From the developer reference:
There is no persistent local storage for apps on Apple TV. This means that every app developed for the new Apple TV must be able to store data in iCloud and retrieve it in a way that provides a great customer experience. Along with the lack of local storage, the maximum size of an Apple TV app is limited to 200MB. Anything beyond this size needs to be packaged and loaded using on-demand resources. Knowing how and when to load new assets while keeping your users engaged is critical to creating a successful app.
The 200 MB limit places a cap on what is possible with the Apple TV for sure. However, a lot of games capable of running on A8 hardware will still be feasible. It will, however, require a lot of work on the developer’s behalf to get the app compatible with the TV. If their game exceeds 200 MB on iPhone or iPad, a lot of refactoring will be needed to make the game fit the Apple TV 200 MB initial app size limit.
Data beyond the 200 MB limit will be cached for an indeterminate period of time, then deleted automatically by the system. This could mean big data cap bills if you switch between a lot of apps — the Apple TV will have to redownload hundreds of megabytes of assets for every app and game used.
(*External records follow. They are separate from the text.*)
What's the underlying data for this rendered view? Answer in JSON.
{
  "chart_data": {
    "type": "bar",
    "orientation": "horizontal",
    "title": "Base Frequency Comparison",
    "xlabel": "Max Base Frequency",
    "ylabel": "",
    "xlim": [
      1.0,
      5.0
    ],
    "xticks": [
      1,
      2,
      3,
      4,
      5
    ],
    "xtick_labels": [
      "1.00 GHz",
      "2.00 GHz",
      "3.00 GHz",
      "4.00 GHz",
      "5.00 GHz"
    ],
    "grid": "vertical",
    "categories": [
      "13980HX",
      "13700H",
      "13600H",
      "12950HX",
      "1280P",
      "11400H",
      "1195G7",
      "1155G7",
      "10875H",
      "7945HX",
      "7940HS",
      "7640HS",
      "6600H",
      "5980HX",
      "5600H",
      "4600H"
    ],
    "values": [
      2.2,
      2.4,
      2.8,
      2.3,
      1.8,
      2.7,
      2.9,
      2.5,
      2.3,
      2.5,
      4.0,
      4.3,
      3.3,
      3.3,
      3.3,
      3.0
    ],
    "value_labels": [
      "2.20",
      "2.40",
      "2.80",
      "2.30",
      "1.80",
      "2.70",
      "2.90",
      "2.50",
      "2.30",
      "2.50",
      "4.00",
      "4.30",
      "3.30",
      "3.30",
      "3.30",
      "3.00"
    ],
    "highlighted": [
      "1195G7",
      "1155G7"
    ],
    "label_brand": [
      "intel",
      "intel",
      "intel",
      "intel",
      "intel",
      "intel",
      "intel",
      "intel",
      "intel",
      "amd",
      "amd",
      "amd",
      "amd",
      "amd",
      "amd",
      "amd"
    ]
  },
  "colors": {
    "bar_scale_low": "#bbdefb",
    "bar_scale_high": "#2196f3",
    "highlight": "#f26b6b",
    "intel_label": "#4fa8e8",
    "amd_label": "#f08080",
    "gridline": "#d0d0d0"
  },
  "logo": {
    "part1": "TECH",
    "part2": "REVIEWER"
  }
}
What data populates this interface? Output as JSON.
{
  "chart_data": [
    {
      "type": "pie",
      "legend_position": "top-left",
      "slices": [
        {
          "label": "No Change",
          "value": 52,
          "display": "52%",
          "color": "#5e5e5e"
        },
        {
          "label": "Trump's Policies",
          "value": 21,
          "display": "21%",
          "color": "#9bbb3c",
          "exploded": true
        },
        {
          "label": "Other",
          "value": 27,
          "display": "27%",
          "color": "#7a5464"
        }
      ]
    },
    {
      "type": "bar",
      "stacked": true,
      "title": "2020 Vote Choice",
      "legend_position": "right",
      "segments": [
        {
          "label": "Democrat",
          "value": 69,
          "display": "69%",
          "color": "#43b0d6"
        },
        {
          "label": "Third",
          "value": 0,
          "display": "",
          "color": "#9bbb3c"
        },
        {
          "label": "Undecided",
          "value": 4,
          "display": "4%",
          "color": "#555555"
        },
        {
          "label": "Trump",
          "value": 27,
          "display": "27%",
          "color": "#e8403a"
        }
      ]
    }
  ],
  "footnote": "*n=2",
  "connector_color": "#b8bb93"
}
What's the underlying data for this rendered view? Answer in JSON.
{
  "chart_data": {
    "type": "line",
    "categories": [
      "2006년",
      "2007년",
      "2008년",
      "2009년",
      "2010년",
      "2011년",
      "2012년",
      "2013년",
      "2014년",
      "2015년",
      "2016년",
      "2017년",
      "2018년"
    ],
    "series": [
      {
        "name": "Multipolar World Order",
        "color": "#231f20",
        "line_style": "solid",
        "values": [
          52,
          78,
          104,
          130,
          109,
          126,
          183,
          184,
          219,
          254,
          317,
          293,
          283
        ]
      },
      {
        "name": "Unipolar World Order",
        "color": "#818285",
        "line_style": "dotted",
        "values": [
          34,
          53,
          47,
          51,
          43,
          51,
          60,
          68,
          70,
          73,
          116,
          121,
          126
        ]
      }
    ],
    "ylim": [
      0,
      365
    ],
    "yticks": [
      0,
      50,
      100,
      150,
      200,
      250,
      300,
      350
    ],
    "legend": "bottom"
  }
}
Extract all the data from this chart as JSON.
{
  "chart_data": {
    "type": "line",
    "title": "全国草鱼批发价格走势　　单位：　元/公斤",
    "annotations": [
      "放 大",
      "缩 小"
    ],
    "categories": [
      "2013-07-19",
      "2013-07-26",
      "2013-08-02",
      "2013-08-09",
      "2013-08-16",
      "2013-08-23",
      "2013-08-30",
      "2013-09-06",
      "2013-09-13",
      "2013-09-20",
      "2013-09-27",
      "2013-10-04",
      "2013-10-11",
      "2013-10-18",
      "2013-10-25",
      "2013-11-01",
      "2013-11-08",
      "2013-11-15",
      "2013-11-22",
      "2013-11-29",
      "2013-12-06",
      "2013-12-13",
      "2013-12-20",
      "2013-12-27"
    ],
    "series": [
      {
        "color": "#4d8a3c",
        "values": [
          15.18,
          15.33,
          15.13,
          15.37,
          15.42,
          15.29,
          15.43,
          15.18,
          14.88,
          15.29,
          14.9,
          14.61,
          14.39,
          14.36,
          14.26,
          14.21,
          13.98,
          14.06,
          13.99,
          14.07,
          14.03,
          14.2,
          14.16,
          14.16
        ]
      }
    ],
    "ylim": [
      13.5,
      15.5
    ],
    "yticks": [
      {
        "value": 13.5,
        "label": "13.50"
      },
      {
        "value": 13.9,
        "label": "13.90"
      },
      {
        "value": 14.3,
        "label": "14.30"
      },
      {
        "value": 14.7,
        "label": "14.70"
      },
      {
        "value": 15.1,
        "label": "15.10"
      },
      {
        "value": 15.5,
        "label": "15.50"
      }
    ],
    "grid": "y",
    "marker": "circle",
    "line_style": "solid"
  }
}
For instance, Infinity Blade will need to remodel the way their apps load game content. They can’t ship it all as one big blob of data anymore — it just doesn’t fit the restrictions Apple has set out for its TV hardware. One upside is that this may encourage developers to adopt On-Demand Resources across all its apps — reliving some of the space constraints from iPhones and iPads — as they have to rework it for the Apple TV anyway.